酒場の片隅で人を待っていたが、隣のテーブルでコソコソと囁かれる噂話が耳に入る。
「どんな噂だ?」
「エルノー城砦の話だ。砦が陥落したらしい。単眼ルプルスと、血飲みのヒルドラン。巨人族の戦士が二体も現れたってよ」
ユスティア自身も旅の最中に既に聞いて知っていた話だった。
「それなら俺も知ってる。王国兵士たちが山ほど死んだってな。クソみたいな話だっ!」
「それが、話はそこで終わりじゃないんだ。実は血飲みのヒルドランと対峙して生き残った人間がいるらしい。
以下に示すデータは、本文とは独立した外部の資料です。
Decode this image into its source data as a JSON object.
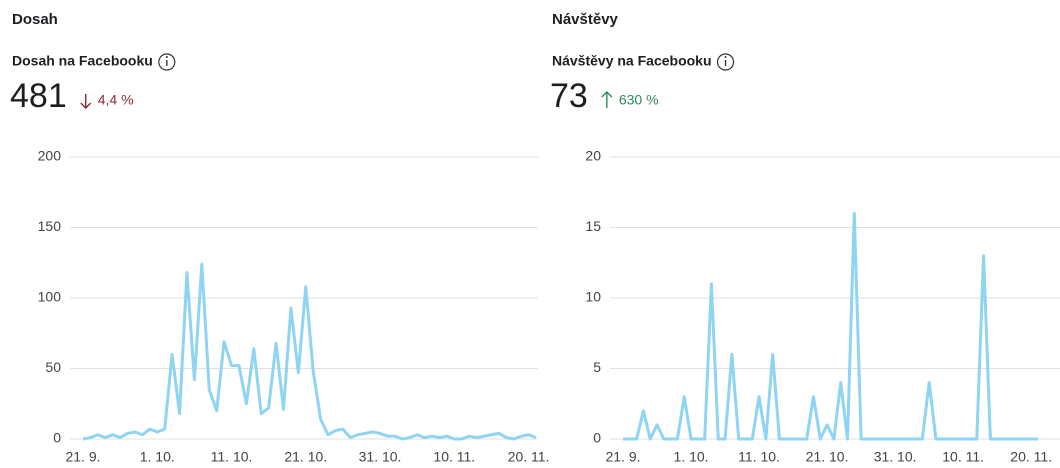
{
  "chart_data": [
    {
      "type": "line",
      "section": "Dosah",
      "title": "Dosah na Facebooku",
      "total": 481,
      "change": "4,4 %",
      "trend": "down",
      "color": "#8fd4f2",
      "categories": [
        "21. 9.",
        null,
        null,
        null,
        null,
        null,
        null,
        null,
        null,
        null,
        "1. 10.",
        null,
        null,
        null,
        null,
        null,
        null,
        null,
        null,
        null,
        "11. 10.",
        null,
        null,
        null,
        null,
        null,
        null,
        null,
        null,
        null,
        "21. 10.",
        null,
        null,
        null,
        null,
        null,
        null,
        null,
        null,
        null,
        "31. 10.",
        null,
        null,
        null,
        null,
        null,
        null,
        null,
        null,
        null,
        "10. 11.",
        null,
        null,
        null,
        null,
        null,
        null,
        null,
        null,
        null,
        "20. 11.",
        null
      ],
      "values": [
        0,
        1,
        3,
        1,
        3,
        1,
        4,
        5,
        3,
        7,
        5,
        7,
        60,
        18,
        118,
        42,
        124,
        35,
        20,
        69,
        52,
        52,
        25,
        64,
        18,
        22,
        68,
        21,
        93,
        47,
        108,
        48,
        14,
        3,
        6,
        7,
        1,
        3,
        4,
        5,
        4,
        2,
        2,
        0,
        1,
        3,
        1,
        2,
        1,
        2,
        0,
        0,
        2,
        1,
        2,
        3,
        4,
        1,
        0,
        2,
        3,
        1
      ],
      "ylim": [
        0,
        200
      ],
      "yticks": [
        0,
        50,
        100,
        150,
        200
      ],
      "grid": true
    },
    {
      "type": "line",
      "section": "Návštěvy",
      "title": "Návštěvy na Facebooku",
      "total": 73,
      "change": "630 %",
      "trend": "up",
      "color": "#8fd4f2",
      "categories": [
        "21. 9.",
        null,
        null,
        null,
        null,
        null,
        null,
        null,
        null,
        null,
        "1. 10.",
        null,
        null,
        null,
        null,
        null,
        null,
        null,
        null,
        null,
        "11. 10.",
        null,
        null,
        null,
        null,
        null,
        null,
        null,
        null,
        null,
        "21. 10.",
        null,
        null,
        null,
        null,
        null,
        null,
        null,
        null,
        null,
        "31. 10.",
        null,
        null,
        null,
        null,
        null,
        null,
        null,
        null,
        null,
        "10. 11.",
        null,
        null,
        null,
        null,
        null,
        null,
        null,
        null,
        null,
        "20. 11.",
        null
      ],
      "values": [
        0,
        0,
        0,
        2,
        0,
        1,
        0,
        0,
        0,
        3,
        0,
        0,
        0,
        11,
        0,
        0,
        6,
        0,
        0,
        0,
        3,
        0,
        6,
        0,
        0,
        0,
        0,
        0,
        3,
        0,
        1,
        0,
        4,
        0,
        16,
        0,
        0,
        0,
        0,
        0,
        0,
        0,
        0,
        0,
        0,
        4,
        0,
        0,
        0,
        0,
        0,
        0,
        0,
        13,
        0,
        0,
        0,
        0,
        0,
        0,
        0,
        0
      ],
      "ylim": [
        0,
        20
      ],
      "yticks": [
        0,
        5,
        10,
        15,
        20
      ],
      "grid": true
    }
  ]
}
その証拠に"求血の呪い"をかけられた人間が、たびたび戦場で奴を探しているらしいぞ」
傾けていたコップを止めるユスティア。
「求血の呪い……?」
「待たせたな。ティア。そろそろ出るぞ」
ユスティアのテーブルに、一人の女が手を置く。
目深く被ったローブの隙間から、冷たい視線がユスティアに注がれる。
だが、彼女、ロゼリカが冷たいだけの人間ではないことをユスティアは知っていた。
「はい師匠。どうでしたか?」
「何も収穫がなかった。縁のあるこの場所なら賢者の話が聞けると思ったが」
ロゼリカはふぅ、とため息混じりに頭を掻く。
「実在するかもわからない人を一から探してるんですから仕方がないですよ。それよりも、聖剣が少しざわついている気がします」
ユスティアの腰に備え付けられた真っ白な剣。
聖剣レヴァテイン。悪意に反応して共鳴する剣。その中でも魔物や異種族の悪意には敏感で、彼女を守ってくれる剣でもある。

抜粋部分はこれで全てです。